Rodrigo Marta of Portugal scores a try against Fiji.Credit: Getty

Now, after another Portuguese try, to take them to a magnificent 17-10 lead with 20 minutes to go, we dare to dream again!

We really can make the quarter-finals! We just need the men in red to hold, and score a penalty to beat them by more than seven points. And look how well they are playing.

And if that happens, we’d be against a weak England side, who we can beat.

Hell, we could even make the semi-finals! And with Will Skelton and Taniela Tupou coming back from injury, who knows how far we could go? Whole rugby empires are rising and falling before our eyes as the ball keeps bouncing, the men from opposite sides of the planet keep running at each other, and the clock winds down.

Alas, Fiji strikes back with a try of their own to make it 17-17, and follow up with two quick penalties – to lead 23-17 with just four minutes to go.

We’re done. It’s over.

I think?

For, hang on a second!

With just a bit more than that to go, the ball bounces on the Fijian left flank, and this time the Portuguese winger regathers to pass it inside to rampaging team-mate Rodrigo Marta, who scores just ten metres to the right of the posts. It is converted by Samuel Marques. The Portuguese lead 24-23 and are on the edge of winning the first World Cup match of their history!

You know what? We Australians still have a chance. A small chance, but a chance it is. Portugal have a one-point lead. We just need them to score one more converted try in the 30 seconds that remain from the kick-off, and we are there!

Alas, alas, while we need a converted try, Portugal merely need to eat up the butterfly’s breath of time that remains, before kicking it out, to win . . . and as their needs trumps ours . . . that is what they do.

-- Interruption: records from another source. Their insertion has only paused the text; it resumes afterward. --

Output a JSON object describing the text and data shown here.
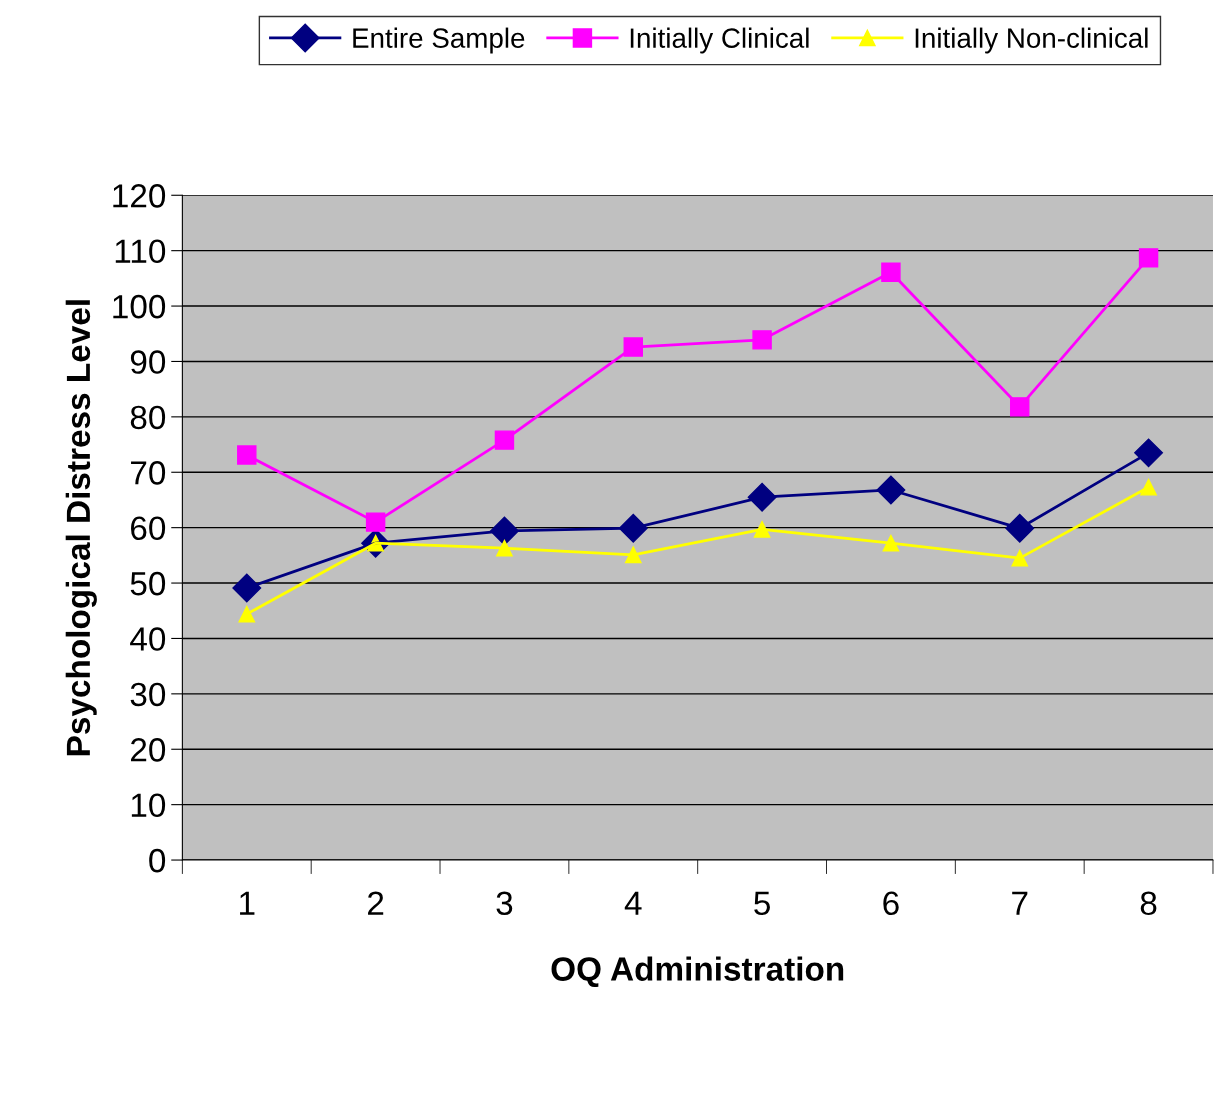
{
  "chart_data": {
    "type": "line",
    "xlabel": "OQ Administration",
    "ylabel": "Psychological Distress Level",
    "categories": [
      "1",
      "2",
      "3",
      "4",
      "5",
      "6",
      "7",
      "8"
    ],
    "series": [
      {
        "name": "Entire Sample",
        "color": "#000080",
        "marker": "diamond",
        "values": [
          49.1,
          57.2,
          59.4,
          59.9,
          65.5,
          66.8,
          59.9,
          73.5
        ]
      },
      {
        "name": "Initially Clinical",
        "color": "#ff00ff",
        "marker": "square",
        "values": [
          73.1,
          61.0,
          75.8,
          92.6,
          93.9,
          106.1,
          81.8,
          108.7
        ]
      },
      {
        "name": "Initially Non-clinical",
        "color": "#ffff00",
        "marker": "triangle",
        "values": [
          44.4,
          57.2,
          56.3,
          55.1,
          59.7,
          57.2,
          54.5,
          67.3
        ]
      }
    ],
    "ylim": [
      0,
      120
    ],
    "yticks": [
      0,
      10,
      20,
      30,
      40,
      50,
      60,
      70,
      80,
      90,
      100,
      110,
      120
    ],
    "grid": "y",
    "legend": "top",
    "line_style": "solid"
  }
}
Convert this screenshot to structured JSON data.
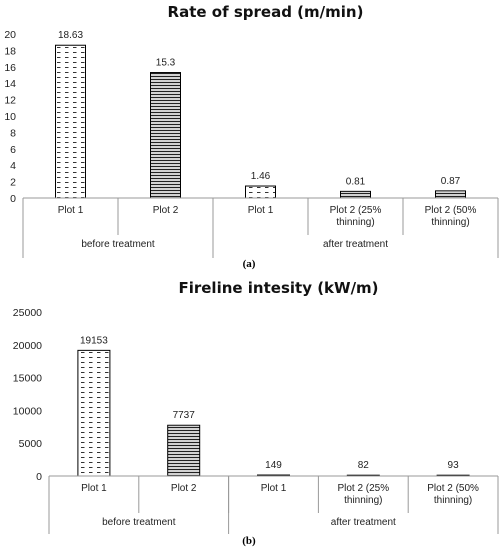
{
  "chart_data": [
    {
      "type": "bar",
      "title": "Rate of spread (m/min)",
      "panel_label": "(a)",
      "categories": [
        "Plot 1",
        "Plot 2",
        "Plot 1",
        "Plot 2 (25% thinning)",
        "Plot 2 (50% thinning)"
      ],
      "category_lines": [
        [
          "Plot 1"
        ],
        [
          "Plot 2"
        ],
        [
          "Plot 1"
        ],
        [
          "Plot 2 (25%",
          "thinning)"
        ],
        [
          "Plot 2 (50%",
          "thinning)"
        ]
      ],
      "groups": [
        {
          "label": "before treatment",
          "span": [
            0,
            1
          ]
        },
        {
          "label": "after treatment",
          "span": [
            2,
            4
          ]
        }
      ],
      "values": [
        18.63,
        15.3,
        1.46,
        0.81,
        0.87
      ],
      "value_labels": [
        "18.63",
        "15.3",
        "1.46",
        "0.81",
        "0.87"
      ],
      "patterns": [
        "dash",
        "hline",
        "dash",
        "hline",
        "hline"
      ],
      "ylim": [
        0,
        20
      ],
      "yticks": [
        0,
        2,
        4,
        6,
        8,
        10,
        12,
        14,
        16,
        18,
        20
      ],
      "xlabel": "",
      "ylabel": "",
      "grid": false
    },
    {
      "type": "bar",
      "title": "Fireline intesity (kW/m)",
      "panel_label": "(b)",
      "categories": [
        "Plot 1",
        "Plot 2",
        "Plot 1",
        "Plot 2 (25% thinning)",
        "Plot 2 (50% thinning)"
      ],
      "category_lines": [
        [
          "Plot 1"
        ],
        [
          "Plot 2"
        ],
        [
          "Plot 1"
        ],
        [
          "Plot 2 (25%",
          "thinning)"
        ],
        [
          "Plot 2 (50%",
          "thinning)"
        ]
      ],
      "groups": [
        {
          "label": "before treatment",
          "span": [
            0,
            1
          ]
        },
        {
          "label": "after treatment",
          "span": [
            2,
            4
          ]
        }
      ],
      "values": [
        19153,
        7737,
        149,
        82,
        93
      ],
      "value_labels": [
        "19153",
        "7737",
        "149",
        "82",
        "93"
      ],
      "patterns": [
        "dash",
        "hline",
        "dash",
        "hline",
        "hline"
      ],
      "ylim": [
        0,
        25000
      ],
      "yticks": [
        0,
        5000,
        10000,
        15000,
        20000,
        25000
      ],
      "xlabel": "",
      "ylabel": "",
      "grid": false
    }
  ]
}
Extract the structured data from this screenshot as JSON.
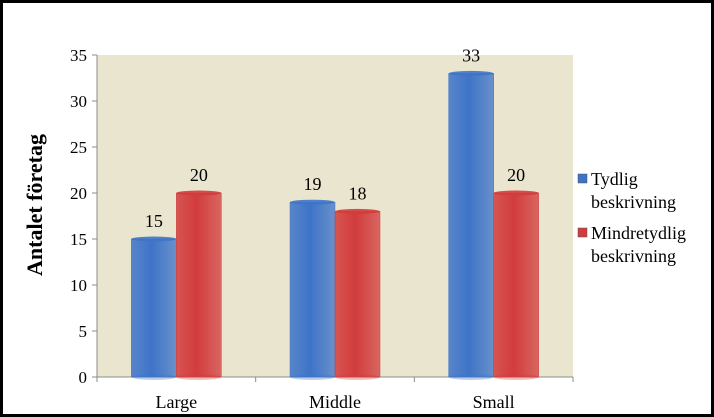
{
  "chart_data": {
    "type": "bar",
    "categories": [
      "Large",
      "Middle",
      "Small"
    ],
    "series": [
      {
        "name_lines": [
          "Tydlig",
          "beskrivning"
        ],
        "values": [
          15,
          19,
          33
        ],
        "color": "#3E74C8"
      },
      {
        "name_lines": [
          "Mindretydlig",
          "beskrivning"
        ],
        "values": [
          20,
          18,
          20
        ],
        "color": "#D23C3C"
      }
    ],
    "ylabel": "Antalet företag",
    "xlabel": "",
    "title": "",
    "ylim": [
      0,
      35
    ],
    "yticks": [
      "0",
      "5",
      "10",
      "15",
      "20",
      "25",
      "30",
      "35"
    ],
    "data_labels": true,
    "grid": false,
    "legend_placement": "right",
    "plot_background": "#EAE5CF"
  }
}
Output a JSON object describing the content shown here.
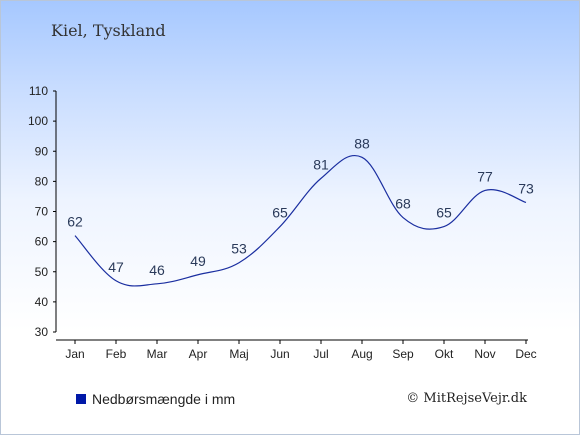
{
  "header": {
    "location": "Kiel, Tyskland"
  },
  "legend": {
    "label": "Nedbørsmængde i mm",
    "color": "#0018a8"
  },
  "credit": "© MitRejseVejr.dk",
  "chart_data": {
    "type": "line",
    "categories": [
      "Jan",
      "Feb",
      "Mar",
      "Apr",
      "Maj",
      "Jun",
      "Jul",
      "Aug",
      "Sep",
      "Okt",
      "Nov",
      "Dec"
    ],
    "series": [
      {
        "name": "Nedbørsmængde i mm",
        "values": [
          62,
          47,
          46,
          49,
          53,
          65,
          81,
          88,
          68,
          65,
          77,
          73
        ]
      }
    ],
    "y_ticks": [
      30,
      40,
      50,
      60,
      70,
      80,
      90,
      100,
      110
    ],
    "ylim": [
      30,
      110
    ],
    "line_color": "#1a2ea0",
    "grid": false
  }
}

The ball goes high into the stands, the referee blows his whistle, and the match is over, as many of the Portuguese players and fans, burst into tears of joy.

What a TRIUMPH. From where I write, I swear I can hear the celebrations exploding in Lisbon. How well they played. It has put the southern Europeans on the rugby map, and they might even dream that at their present rate of progress, the Six Nations could expand to the Seven Nations one day?

For Fiji, it is a loss, and a disappointing one, but no more than that.

For despite the gut-wrenching nature of losing with just seconds to go, they still go through to the quarter-finals to take on an English side that only narrowly beat Samoa, an England that actually lost to Fiji at Twickenham a month ago. So our Pacific cousins can celebrate that at least, and it is as great an achievement for them, as it is a boon to world rugby to have the rising Pacific represented in the final eight teams.

But for the Wallabies? It is the end. After the humiliation of being beaten by Fiji, we can now add as our final humiliation, as someone commented on Twitter, “we have now been beaten by the team that was beaten by Portugal”.

Sorry Mr Jones, false alarm. You are not needed at Marseilles for the quarter-final against England after all. Your flight will be leaving shortly, on time. You can expect some turbulence – we have reports of wild flutters of butterflies fluttering by here, causing cyclones on your approaches to Sydney, but we wish you luck.

This campaign is over.

Conceived in desperation, it was dedicated to the proposition that in such grim times the desperate gamble of sacking the incumbent coach Dave Rennie to replace him with the wild card of Eddie Jones was a chance worth taking. That reasoning was not necessarily flawed. I, for one, thought it was the right thing to do.

But the gamble has failed, and so have the Wallabies. We needed a full-blown miracle, and got one – less the breadth of a butterfly’s wing.